Department of Civil and Mechanical Engineering, University of Cassino and Southern Lazio, Via Di Biasio, 43, 03043 Cassino, FR, Italy.
Department of Civil, Architectural and Environmental Engineering, University of Napoli Federico II, Via Claudio 21, 80125 Napoli, Italy.
Bioresour Technol. 2019 Dec;293:122033. doi: 10.1016/j.biortech.2019.122033. Epub 2019 Aug 18.
This study focused on continuous-flow hydrogen production by Thermotoga neapolitana at a hydraulic retention time (HRT) decreasing from 24 to 5 h.
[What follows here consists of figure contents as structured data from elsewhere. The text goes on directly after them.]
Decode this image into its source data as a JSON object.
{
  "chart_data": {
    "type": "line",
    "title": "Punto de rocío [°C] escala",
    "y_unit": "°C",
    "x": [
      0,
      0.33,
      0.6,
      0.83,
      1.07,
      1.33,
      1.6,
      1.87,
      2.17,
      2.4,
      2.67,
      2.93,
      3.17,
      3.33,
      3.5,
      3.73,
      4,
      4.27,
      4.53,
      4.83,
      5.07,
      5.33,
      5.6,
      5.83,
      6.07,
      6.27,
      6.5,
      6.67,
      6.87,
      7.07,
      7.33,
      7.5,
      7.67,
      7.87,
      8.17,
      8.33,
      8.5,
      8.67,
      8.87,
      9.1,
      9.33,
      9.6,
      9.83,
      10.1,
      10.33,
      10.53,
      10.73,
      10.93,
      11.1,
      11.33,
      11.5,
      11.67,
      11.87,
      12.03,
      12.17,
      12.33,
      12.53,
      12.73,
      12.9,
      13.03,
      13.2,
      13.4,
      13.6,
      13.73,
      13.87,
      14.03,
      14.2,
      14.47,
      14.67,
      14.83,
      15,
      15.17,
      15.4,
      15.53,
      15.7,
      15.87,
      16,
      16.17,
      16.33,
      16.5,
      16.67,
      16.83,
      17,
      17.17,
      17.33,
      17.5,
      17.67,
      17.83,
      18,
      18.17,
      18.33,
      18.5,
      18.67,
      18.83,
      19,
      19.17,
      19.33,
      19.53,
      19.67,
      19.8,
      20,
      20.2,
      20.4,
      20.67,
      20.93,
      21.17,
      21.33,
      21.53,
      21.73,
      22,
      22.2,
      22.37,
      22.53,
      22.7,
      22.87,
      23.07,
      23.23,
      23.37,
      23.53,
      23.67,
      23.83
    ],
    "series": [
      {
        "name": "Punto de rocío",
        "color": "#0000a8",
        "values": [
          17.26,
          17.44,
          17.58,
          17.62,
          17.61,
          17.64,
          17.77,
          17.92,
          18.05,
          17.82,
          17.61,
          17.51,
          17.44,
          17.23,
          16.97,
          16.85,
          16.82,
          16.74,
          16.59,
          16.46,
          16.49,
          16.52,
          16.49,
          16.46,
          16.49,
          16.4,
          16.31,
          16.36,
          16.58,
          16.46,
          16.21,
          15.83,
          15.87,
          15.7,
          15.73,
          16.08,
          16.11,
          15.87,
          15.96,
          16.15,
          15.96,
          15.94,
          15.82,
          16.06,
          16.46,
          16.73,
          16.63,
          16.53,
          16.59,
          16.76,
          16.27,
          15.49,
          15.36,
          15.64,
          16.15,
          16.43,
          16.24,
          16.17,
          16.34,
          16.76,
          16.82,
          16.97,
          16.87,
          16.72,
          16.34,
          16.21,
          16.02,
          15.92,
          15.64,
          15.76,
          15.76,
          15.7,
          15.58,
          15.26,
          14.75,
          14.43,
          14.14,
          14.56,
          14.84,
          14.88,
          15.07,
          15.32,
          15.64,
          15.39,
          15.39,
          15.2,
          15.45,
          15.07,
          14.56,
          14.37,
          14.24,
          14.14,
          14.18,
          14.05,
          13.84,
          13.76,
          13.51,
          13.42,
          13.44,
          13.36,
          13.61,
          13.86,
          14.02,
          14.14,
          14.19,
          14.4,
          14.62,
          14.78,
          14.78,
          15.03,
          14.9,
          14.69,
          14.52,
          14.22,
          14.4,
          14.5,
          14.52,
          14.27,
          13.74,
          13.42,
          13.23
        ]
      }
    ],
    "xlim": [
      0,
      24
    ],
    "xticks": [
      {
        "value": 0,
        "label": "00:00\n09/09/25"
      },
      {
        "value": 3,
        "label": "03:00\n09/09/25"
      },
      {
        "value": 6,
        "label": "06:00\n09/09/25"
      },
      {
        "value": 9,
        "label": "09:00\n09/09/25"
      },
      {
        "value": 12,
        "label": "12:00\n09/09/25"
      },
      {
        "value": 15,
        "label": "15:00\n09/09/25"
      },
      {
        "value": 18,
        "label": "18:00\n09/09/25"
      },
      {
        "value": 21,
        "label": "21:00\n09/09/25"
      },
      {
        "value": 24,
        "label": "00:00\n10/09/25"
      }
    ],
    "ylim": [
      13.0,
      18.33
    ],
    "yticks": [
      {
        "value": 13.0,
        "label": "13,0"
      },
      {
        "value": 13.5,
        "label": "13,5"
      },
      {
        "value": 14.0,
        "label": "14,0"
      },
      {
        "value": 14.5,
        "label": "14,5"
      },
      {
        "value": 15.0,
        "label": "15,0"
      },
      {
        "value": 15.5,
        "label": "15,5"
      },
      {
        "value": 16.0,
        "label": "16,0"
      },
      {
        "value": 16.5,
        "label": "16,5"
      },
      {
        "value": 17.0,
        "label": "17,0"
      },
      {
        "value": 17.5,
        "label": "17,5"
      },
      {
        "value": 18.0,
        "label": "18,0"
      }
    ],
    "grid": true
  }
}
At each HRT reduction, the hydrogen yield (HY) immediately dropped, but recovered during prolonged cultivation at constant HRT. The final HY in each operating period decreased from 3.4 (±0.1) to 2.0 (±0.0) mol H/mol glucose when reducing the HRT from 24 to 7 h. Simultaneously, the hydrogen production rate (HPR) and the liquid phase hydrogen concentration (H) increased from 82 (±1) to 192 (±4) mL/L/h and from 9.1 (±0.3) to 15.6 (±0.7) mL/L, respectively. Additionally, the effluent glucose concentration increased from 2.1 (±0.1) to above 10 mM. Recirculating H-rich biogas prevented the supersaturation of H reaching a value of 9.3 (±0.7) mL/L, resulting in complete glucose consumption and the highest HPR of 277 mL/L/h at an HRT of 5 h.
本研究关注的是在水力停留时间(HRT)从 24 小时减少到 5 小时的情况下,嗜热栖热菌连续产氢。在每次 HRT 降低时,产氢率(HY)立即下降,但在恒定 HRT 下长时间培养时会恢复。当 HRT 从 24 小时减少到 7 小时时,每个运行阶段的最终 HY 从 3.4(±0.1)降低到 2.0(±0.0)摩尔 H/摩尔葡萄糖。同时,氢气产率(HPR)和液相氢气浓度(H)分别从 82(±1)增加到 192(±4)mL/L/h 和从 9.1(±0.3)增加到 15.6(±0.7)mL/L。此外,流出物葡萄糖浓度从 2.1(±0.1)增加到 10 mM 以上。循环富氢沼气防止了氢气达到 9.3(±0.7)mL/L 的过饱和状态,导致葡萄糖完全消耗,并在 HRT 为 5 小时时达到最高的 HPR 为 277 mL/L/h。